Come la maggior parte degli artisti, anche Tamara attraversò diverse fasi e il suo linguaggio nel tempo mutò. Prima dello scoppio della Seconda Guerra Mondiale l’artista si era recata in America col secondo marito, il barone Raoul Kuffner de Diószegh (1886-1961), che aveva sposato nel 1933. Qui era stata accolta calorosamente. L’invasione della Polonia, suo paese d’origine, da parte di Hitler però, la gettò profondamente nello sconforto e la sua arte ebbe un’inversione “mistica” che la critica non accolse favorevolmente. Opere come La madre superiora del 1935 possono essere ritenute anticipazioni esemplari di questa fase.
Dopo la fase mistica Tamara attraversò anche quella astratta: i collezionisti però continuarono a preferire i primi lavori e non fu più invitata ad esporre. Nel 1978 si trasferì a Cuernavaca in Messico. Morì nel sonno il 18 marzo 1980. Come da sua volontà, il suo corpo venne cremato, e le ceneri vennero sparse sul vulcano Popocatépetl.
Laboratorio
Qui sotto trovate la nona scheda del colouring book “Quelle come me“, stampabile su un foglio A4.
Nell’immagine a sinistra potete vedere un ritratto fotografico di Tamara.

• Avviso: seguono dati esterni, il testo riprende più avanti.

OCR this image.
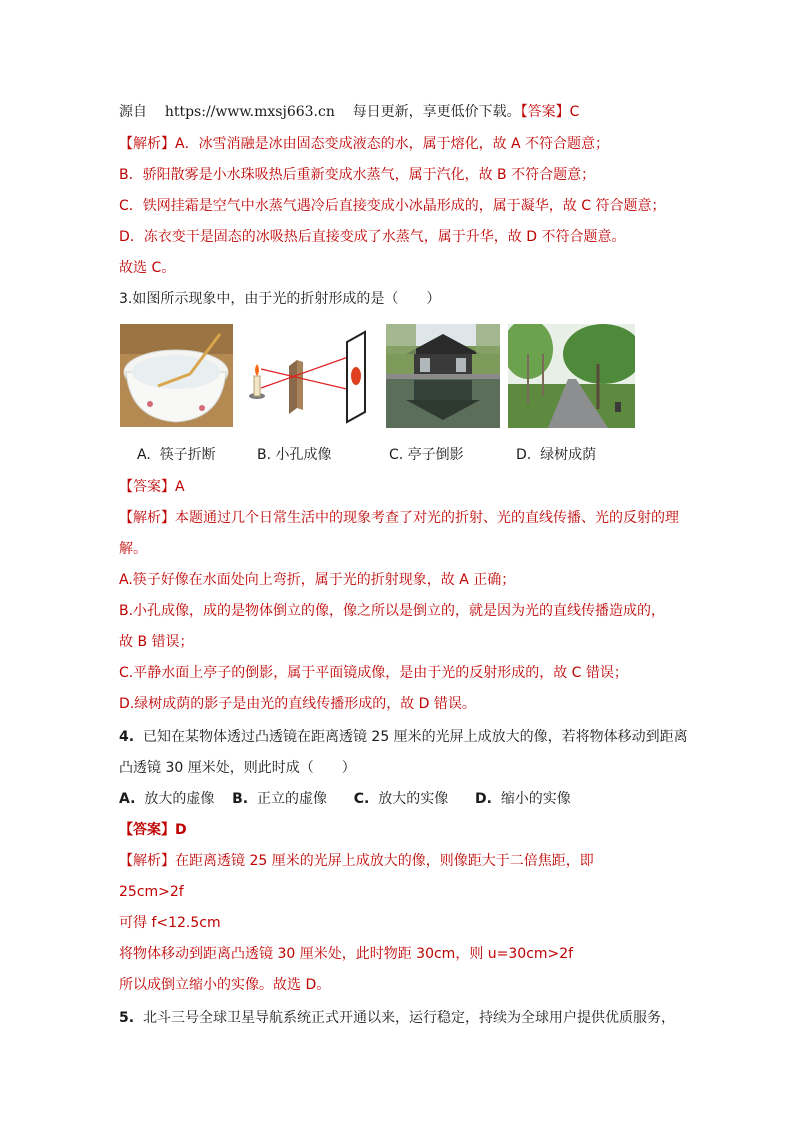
源自 https://www.mxsj663.cn 每日更新，享更低价下载。【答案】C
【解析】A．冰雪消融是冰由固态变成液态的水，属于熔化，故 A 不符合题意；
B．骄阳散雾是小水珠吸热后重新变成水蒸气，属于汽化，故 B 不符合题意；
C．铁网挂霜是空气中水蒸气遇冷后直接变成小冰晶形成的，属于凝华，故 C 符合题意；
D．冻衣变干是固态的冰吸热后直接变成了水蒸气，属于升华，故 D 不符合题意。
故选 C。
3.如图所示现象中，由于光的折射形成的是（　　）
A. 筷子折断	B. 小孔成像	C. 亭子倒影	D. 绿树成荫
【答案】A
【解析】本题通过几个日常生活中的现象考查了对光的折射、光的直线传播、光的反射的理
解。
A.筷子好像在水面处向上弯折，属于光的折射现象，故 A 正确；
B.小孔成像，成的是物体倒立的像，像之所以是倒立的，就是因为光的直线传播造成的，
故 B 错误；
C.平静水面上亭子的倒影，属于平面镜成像，是由于光的反射形成的，故 C 错误；
D.绿树成荫的影子是由光的直线传播形成的，故 D 错误。
4. 已知在某物体透过凸透镜在距离透镜 25 厘米的光屏上成放大的像，若将物体移动到距离
凸透镜 30 厘米处，则此时成（　　）
A. 放大的虚像 B. 正立的虚像 C. 放大的实像 D. 缩小的实像
【答案】D
【解析】在距离透镜 25 厘米的光屏上成放大的像，则像距大于二倍焦距，即
25cm>2f
可得 f<12.5cm
将物体移动到距离凸透镜 30 厘米处，此时物距 30cm，则 u=30cm>2f
所以成倒立缩小的实像。故选 D。
5. 北斗三号全球卫星导航系统正式开通以来，运行稳定，持续为全球用户提供优质服务，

Nell’immagine a destra è stato riprodotto un particolare di Tamara sulla Bugatti verde, un autoritratto del 1929 che ci fa capire quanto uno degli obiettivi dell’artista fosse lavorare sulla propria immagine, trasformandosi in un’icona di stile. Tamara infatti, non possedette mai una Bugatti ma quest’auto faceva parte dell’immaginario collettivo e costruendo questo quadro l’artista alimentò l’alone di mito che gravitava intorno a lei.
Ora che conoscete la storia di questa donna, potete divertirvi a colorare questi due disegni e fare una piccola galleria d’arte in classe dedicata a “Quelle come me”, o una doppia pagina nel vostro Diario Visivo.
Ancora una volta col nostro lavoro possiamo contribuire a dare visibilità alla parte femminile del mondo dell’arte. Cerchiamo sempre di favorire in classe la diffusione di una storia dell’arte fondata su una vera parità di genere. Buon lavoro!